Apple has further detailed the way security works in iOS, including how the Touch ID system handles keeping fingerprint data safe as biometrics come under renewed scrutiny following Samsung's Galaxy S5 launch. The new iOS security whitepaper, quietly released this week, covers multiple aspects of data safety across devices like the iPhone and iPad, but is likely to be most interesting for the Touch ID scanner details and insight into the so-called Secure Enclave where Apple locks up fingerprint information.
Apple had been coy with Touch ID specifics in the past, explaining that the sensor - then going technologically unexplained - stored a unique map built up of distinctive elements of the user's fingerprint, rather than the fingerprint itself.

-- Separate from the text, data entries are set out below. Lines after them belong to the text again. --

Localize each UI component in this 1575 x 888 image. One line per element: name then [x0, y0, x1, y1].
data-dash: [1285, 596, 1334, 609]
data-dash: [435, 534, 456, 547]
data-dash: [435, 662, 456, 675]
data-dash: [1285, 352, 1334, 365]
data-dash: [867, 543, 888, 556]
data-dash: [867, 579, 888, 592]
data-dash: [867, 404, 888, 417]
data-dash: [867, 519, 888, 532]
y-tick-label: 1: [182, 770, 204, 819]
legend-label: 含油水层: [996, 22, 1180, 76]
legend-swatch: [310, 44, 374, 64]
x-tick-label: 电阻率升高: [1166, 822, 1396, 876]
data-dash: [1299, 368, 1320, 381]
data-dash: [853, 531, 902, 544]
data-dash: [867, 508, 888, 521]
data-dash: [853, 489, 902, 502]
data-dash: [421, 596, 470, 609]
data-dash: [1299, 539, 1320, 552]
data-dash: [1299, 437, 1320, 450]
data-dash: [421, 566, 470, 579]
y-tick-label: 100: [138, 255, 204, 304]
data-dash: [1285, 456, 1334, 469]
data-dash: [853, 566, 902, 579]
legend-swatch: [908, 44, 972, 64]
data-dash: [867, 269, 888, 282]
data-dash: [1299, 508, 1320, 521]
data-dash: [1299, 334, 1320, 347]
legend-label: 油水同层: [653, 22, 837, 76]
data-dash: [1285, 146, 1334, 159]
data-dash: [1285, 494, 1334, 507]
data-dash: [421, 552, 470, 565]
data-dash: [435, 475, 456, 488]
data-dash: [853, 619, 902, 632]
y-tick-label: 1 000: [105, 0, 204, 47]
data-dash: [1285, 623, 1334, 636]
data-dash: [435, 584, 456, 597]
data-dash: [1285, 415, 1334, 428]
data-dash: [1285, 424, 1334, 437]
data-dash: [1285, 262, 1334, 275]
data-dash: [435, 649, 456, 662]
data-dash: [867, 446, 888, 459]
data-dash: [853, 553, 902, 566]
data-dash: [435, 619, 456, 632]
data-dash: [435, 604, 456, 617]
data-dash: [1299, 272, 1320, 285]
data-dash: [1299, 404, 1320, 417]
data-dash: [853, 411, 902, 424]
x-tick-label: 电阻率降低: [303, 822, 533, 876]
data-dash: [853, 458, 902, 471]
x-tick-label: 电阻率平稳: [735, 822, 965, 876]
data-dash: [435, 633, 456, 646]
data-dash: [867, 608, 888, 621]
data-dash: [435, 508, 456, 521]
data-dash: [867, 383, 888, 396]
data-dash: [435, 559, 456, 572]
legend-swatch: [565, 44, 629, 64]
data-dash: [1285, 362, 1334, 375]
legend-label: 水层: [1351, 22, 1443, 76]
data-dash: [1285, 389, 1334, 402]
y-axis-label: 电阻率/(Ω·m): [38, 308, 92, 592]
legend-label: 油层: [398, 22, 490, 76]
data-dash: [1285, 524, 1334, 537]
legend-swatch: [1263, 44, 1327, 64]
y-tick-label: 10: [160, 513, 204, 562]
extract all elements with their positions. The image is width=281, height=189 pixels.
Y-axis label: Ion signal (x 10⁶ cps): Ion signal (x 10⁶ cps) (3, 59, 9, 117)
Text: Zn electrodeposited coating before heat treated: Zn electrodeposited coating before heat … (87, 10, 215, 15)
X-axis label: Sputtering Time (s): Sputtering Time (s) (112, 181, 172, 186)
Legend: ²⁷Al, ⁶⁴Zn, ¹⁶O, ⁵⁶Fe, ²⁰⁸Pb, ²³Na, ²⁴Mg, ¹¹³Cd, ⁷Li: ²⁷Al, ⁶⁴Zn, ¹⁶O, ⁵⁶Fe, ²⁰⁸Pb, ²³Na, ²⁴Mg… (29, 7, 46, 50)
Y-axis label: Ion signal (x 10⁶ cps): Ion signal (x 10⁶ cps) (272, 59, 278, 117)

That map was kept on the phone itself in the Secure Enclave part of the Apple A7 chipset, and was never synchronized with the cloud.
Even if hackers did access the fingerprint data, Apple insisted, they wouldn't be able to retroactively calculate what the fingerprint itself looked like.
This new document - which you can read below - goes into greater detail about the system. For instance, the Secure Enclave itself is generated during the phone's construction with a unique ID (UID) unknown both to Apple and other parts of the software stack; that is mixed with an ephemeral key created when the iPhone boots, and the result used to encrypt the memory used for the locked-down space.
The Touch ID sensor itself, meanwhile, is effectively a very specific camera, snapping an 88 x 88, 500ppi raster scan of the fingertip. Data transfer between it and the Apple A7 is also explained:
"Communication between the A7 and the Touch ID sensor takes place over a serial peripheral interface bus. The A7 forwards the data to the Secure Enclave but cannot read it. It’s encrypted and authenticated with a session key that is negotiated using the device’s shared key that is built into the Touch ID sensor and the Secure Enclave. The session key exchange uses AES key wrap- ping with both sides providing a random key that establishes the session key and uses AES-CCM transport encryption" Apple
The emphasis on the fundamental workings of Touch ID - and the security systems Apple put in place around it - comes as Samsung launches its own take on biometric security. The new Galaxy S5, revealed on Monday, has a fingerprint scanner built into its home button, used to unlock the phone as well as enable mobile payments.
However, Samsung has taken a different approach with regards to third-party apps, and where Apple only allows iOS itself (and the App Store itself) to tap into Touch ID, the scanner on the Galaxy S5 will be accessible to other software. The company is readying a so-called Pass API which developers will be able to use to integrate biometrics themselves, though has said that, like with Touch ID, the fingerprint data won't ever leave the individual handset.
Apple's document also goes into detail on iCloud security, iMessage and FaceTime encryption, and other privacy elements of iOS, all topical given the greater attention paid to NSA monitoring and other fears.